On Thursday evening I found bags and bags of very ripe bananas in the reduced section of the supermarket and, not being able to resist a bargain, bought some to make into banana bread, milkshakes and breakfast smoothies.
I used the following recipe from 'Miss Dahl's Voluptuous Delights', Sophie Dahl's cookery book. It made a wonderfully moist banana loaf that is delicious toasted with butter or just by itself.
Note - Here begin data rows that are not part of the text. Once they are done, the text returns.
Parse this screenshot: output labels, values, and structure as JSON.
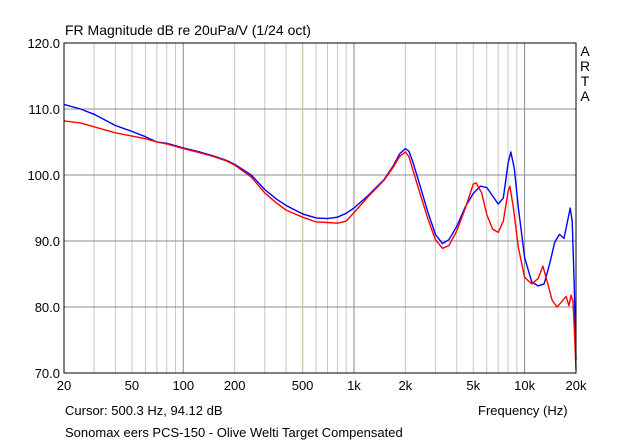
{
  "header": {
    "title": "FR Magnitude dB re 20uPa/V (1/24 oct)",
    "brand": "ARTA"
  },
  "footer": {
    "cursor": "Cursor: 500.3 Hz, 94.12 dB",
    "caption": "Sonomax eers PCS-150 - Olive Welti Target Compensated"
  },
  "chart_data": {
    "type": "line",
    "title": "FR Magnitude dB re 20uPa/V (1/24 oct)",
    "xlabel": "Frequency (Hz)",
    "ylabel": "",
    "xscale": "log",
    "xlim": [
      20,
      20000
    ],
    "ylim": [
      70,
      120
    ],
    "grid": true,
    "y_ticks": [
      70,
      80,
      90,
      100,
      110,
      120
    ],
    "y_tick_labels": [
      "70.0",
      "80.0",
      "90.0",
      "100.0",
      "110.0",
      "120.0"
    ],
    "x_tick_labels": [
      {
        "value": 20,
        "label": "20"
      },
      {
        "value": 50,
        "label": "50"
      },
      {
        "value": 100,
        "label": "100"
      },
      {
        "value": 200,
        "label": "200"
      },
      {
        "value": 500,
        "label": "500"
      },
      {
        "value": 1000,
        "label": "1k"
      },
      {
        "value": 2000,
        "label": "2k"
      },
      {
        "value": 5000,
        "label": "5k"
      },
      {
        "value": 10000,
        "label": "10k"
      },
      {
        "value": 20000,
        "label": "20k"
      }
    ],
    "cursor": {
      "x": 500.3,
      "y": 94.12,
      "color": "#c8c8a0"
    },
    "series": [
      {
        "color": "#0000ff",
        "points": [
          [
            20,
            110.7
          ],
          [
            25,
            110.0
          ],
          [
            30,
            109.2
          ],
          [
            35,
            108.3
          ],
          [
            40,
            107.5
          ],
          [
            50,
            106.6
          ],
          [
            60,
            105.8
          ],
          [
            70,
            105.0
          ],
          [
            80,
            104.8
          ],
          [
            100,
            104.1
          ],
          [
            120,
            103.6
          ],
          [
            150,
            102.9
          ],
          [
            180,
            102.2
          ],
          [
            200,
            101.6
          ],
          [
            250,
            100.0
          ],
          [
            300,
            97.8
          ],
          [
            350,
            96.4
          ],
          [
            400,
            95.4
          ],
          [
            450,
            94.7
          ],
          [
            500,
            94.1
          ],
          [
            600,
            93.5
          ],
          [
            700,
            93.4
          ],
          [
            800,
            93.6
          ],
          [
            900,
            94.2
          ],
          [
            1000,
            95.0
          ],
          [
            1200,
            96.8
          ],
          [
            1500,
            99.3
          ],
          [
            1700,
            101.4
          ],
          [
            1850,
            103.2
          ],
          [
            2000,
            104.0
          ],
          [
            2100,
            103.6
          ],
          [
            2200,
            102.2
          ],
          [
            2400,
            99.0
          ],
          [
            2700,
            94.5
          ],
          [
            3000,
            91.0
          ],
          [
            3300,
            89.6
          ],
          [
            3600,
            90.2
          ],
          [
            4000,
            92.2
          ],
          [
            4500,
            95.2
          ],
          [
            5000,
            97.2
          ],
          [
            5500,
            98.3
          ],
          [
            6000,
            98.1
          ],
          [
            6500,
            96.8
          ],
          [
            7000,
            95.6
          ],
          [
            7500,
            96.5
          ],
          [
            8000,
            101.8
          ],
          [
            8300,
            103.5
          ],
          [
            8700,
            101.0
          ],
          [
            9200,
            95.0
          ],
          [
            10000,
            87.5
          ],
          [
            11000,
            83.8
          ],
          [
            12000,
            83.2
          ],
          [
            13000,
            83.5
          ],
          [
            14000,
            86.5
          ],
          [
            15000,
            89.8
          ],
          [
            16000,
            91.0
          ],
          [
            17000,
            90.4
          ],
          [
            18000,
            93.5
          ],
          [
            18500,
            95.0
          ],
          [
            19000,
            93.0
          ],
          [
            19500,
            84.0
          ],
          [
            20000,
            72.0
          ]
        ]
      },
      {
        "color": "#ff0000",
        "points": [
          [
            20,
            108.2
          ],
          [
            25,
            107.9
          ],
          [
            30,
            107.3
          ],
          [
            35,
            106.8
          ],
          [
            40,
            106.4
          ],
          [
            50,
            105.9
          ],
          [
            60,
            105.5
          ],
          [
            70,
            105.0
          ],
          [
            80,
            104.7
          ],
          [
            100,
            104.0
          ],
          [
            120,
            103.5
          ],
          [
            150,
            102.8
          ],
          [
            180,
            102.1
          ],
          [
            200,
            101.5
          ],
          [
            250,
            99.7
          ],
          [
            300,
            97.3
          ],
          [
            350,
            95.8
          ],
          [
            400,
            94.7
          ],
          [
            450,
            94.1
          ],
          [
            500,
            93.6
          ],
          [
            600,
            92.9
          ],
          [
            700,
            92.8
          ],
          [
            800,
            92.7
          ],
          [
            900,
            93.0
          ],
          [
            1000,
            94.3
          ],
          [
            1200,
            96.6
          ],
          [
            1500,
            99.2
          ],
          [
            1700,
            101.2
          ],
          [
            1850,
            102.8
          ],
          [
            2000,
            103.5
          ],
          [
            2100,
            102.8
          ],
          [
            2200,
            101.0
          ],
          [
            2400,
            97.8
          ],
          [
            2700,
            93.5
          ],
          [
            3000,
            90.2
          ],
          [
            3300,
            88.9
          ],
          [
            3600,
            89.3
          ],
          [
            4000,
            91.5
          ],
          [
            4500,
            95.0
          ],
          [
            5000,
            98.6
          ],
          [
            5200,
            98.8
          ],
          [
            5600,
            97.3
          ],
          [
            6000,
            94.0
          ],
          [
            6500,
            91.8
          ],
          [
            7000,
            91.3
          ],
          [
            7500,
            93.0
          ],
          [
            8000,
            97.5
          ],
          [
            8200,
            98.3
          ],
          [
            8600,
            95.0
          ],
          [
            9200,
            89.0
          ],
          [
            10000,
            84.5
          ],
          [
            11000,
            83.5
          ],
          [
            12000,
            84.3
          ],
          [
            12800,
            86.2
          ],
          [
            13500,
            84.0
          ],
          [
            14500,
            81.0
          ],
          [
            15500,
            80.0
          ],
          [
            16500,
            80.8
          ],
          [
            17500,
            81.6
          ],
          [
            18200,
            80.2
          ],
          [
            18700,
            81.8
          ],
          [
            19200,
            80.8
          ],
          [
            19600,
            76.0
          ],
          [
            20000,
            70.5
          ]
        ]
      }
    ]
  }
}
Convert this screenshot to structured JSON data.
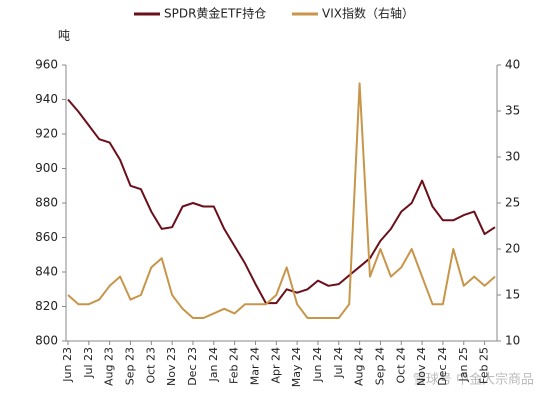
{
  "chart_data": {
    "type": "line",
    "y_label": "吨",
    "watermark": "雪球号 中金大宗商品",
    "categories": [
      "Jun 23",
      null,
      "Jul 23",
      null,
      "Aug 23",
      null,
      "Sep 23",
      null,
      "Oct 23",
      null,
      "Nov 23",
      null,
      "Dec 23",
      null,
      "Jan 24",
      null,
      "Feb 24",
      null,
      "Mar 24",
      null,
      "Apr 24",
      null,
      "May 24",
      null,
      "Jun 24",
      null,
      "Jul 24",
      null,
      "Aug 24",
      null,
      "Sep 24",
      null,
      "Oct 24",
      null,
      "Nov 24",
      null,
      "Dec 24",
      null,
      "Jan 25",
      null,
      "Feb 25",
      null
    ],
    "series": [
      {
        "name": "SPDR黄金ETF持仓",
        "color": "#6b0f1a",
        "axis": "y",
        "values": [
          940,
          933,
          925,
          917,
          915,
          905,
          890,
          888,
          875,
          865,
          866,
          878,
          880,
          878,
          878,
          865,
          855,
          845,
          833,
          822,
          822,
          830,
          828,
          830,
          835,
          832,
          833,
          838,
          843,
          848,
          858,
          865,
          875,
          880,
          893,
          878,
          870,
          870,
          873,
          875,
          862,
          866
        ]
      },
      {
        "name": "VIX指数（右轴）",
        "color": "#c8964b",
        "axis": "y2",
        "values": [
          15,
          14,
          14,
          14.5,
          16,
          17,
          14.5,
          15,
          18,
          19,
          15,
          13.5,
          12.5,
          12.5,
          13,
          13.5,
          13,
          14,
          14,
          14,
          15,
          18,
          14,
          12.5,
          12.5,
          12.5,
          12.5,
          14,
          38,
          17,
          20,
          17,
          18,
          20,
          17,
          14,
          14,
          20,
          16,
          17,
          16,
          17
        ]
      }
    ],
    "ylim": [
      800,
      960
    ],
    "yticks": [
      800,
      820,
      840,
      860,
      880,
      900,
      920,
      940,
      960
    ],
    "y2lim": [
      10,
      40
    ],
    "y2ticks": [
      10,
      15,
      20,
      25,
      30,
      35,
      40
    ]
  }
}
It was also so, so simple to make which made it perfect for a mid-week evening.
75g unsalted butter, softened
4 ripe bananas
200g soft brown sugar (I used brown muscavado, which I'm not sure is the same thing, but it seemed to work, giving the cake a treacly quality)
1 egg, beaten
1 tablespoon vanilla extract
1 teaspoon bicarbonate of soda
pinch of salt
170g flour (Sophie Dahl suggests 'spelt or whatever', I just used plain flour)
Preheat the oven to 180 degrees Celsius / 160 fan / Gas 4. Grease a 30 x 23 cm bread tin.
Mash the bananas in a large mixing bowl. Mix in the butter, sugar, egg and vanilla extract. Add the bicarbonate of soda and salt and finally mix in the flour. Pour into the prepared tin. Bake for 1 hour, remove and cool on a wire rack.